In 1873, Gutmann married Sophie Magnus-Gerson, of Leipzig. They had seven children;

- Lili Eugenie Anna Gutmann (1874–1967), who married twice to Luca Orsini Baroni, an Italian politician and diplomat and then to Adolf Freiherr von Holzing-Berstett, a nobleman.
- Toinon Rosalie Henriette 'Antonie' Gutmann (1876–1964) married Hans Henric von Essen of Stockholm.
- Waulther Gutmann (1877–1917)
- Herbert Maximilian Magnus Gutmann (1879–1942)

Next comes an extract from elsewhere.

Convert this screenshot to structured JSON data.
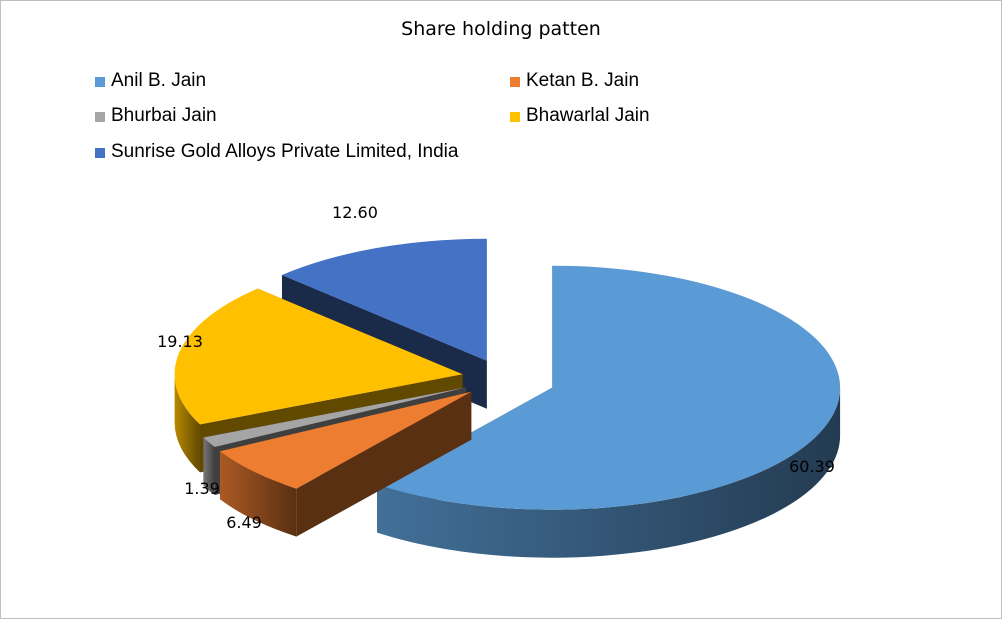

- Kurt Gutmann (1883–1957)
- Max Ludwig Gutmann (1884–1948)
- Friedrich Bernhard Eugen Gutmann (1886–1944), married to Erika Luise Freiin von Landau (1892–1944); both murdered during The Holocaust; two children who later used the surname Goodman.

Gutmann died aged 85 on 21 August 1925 in Munich. Gutmann and his family converted from Judaism to Christianity in 1889.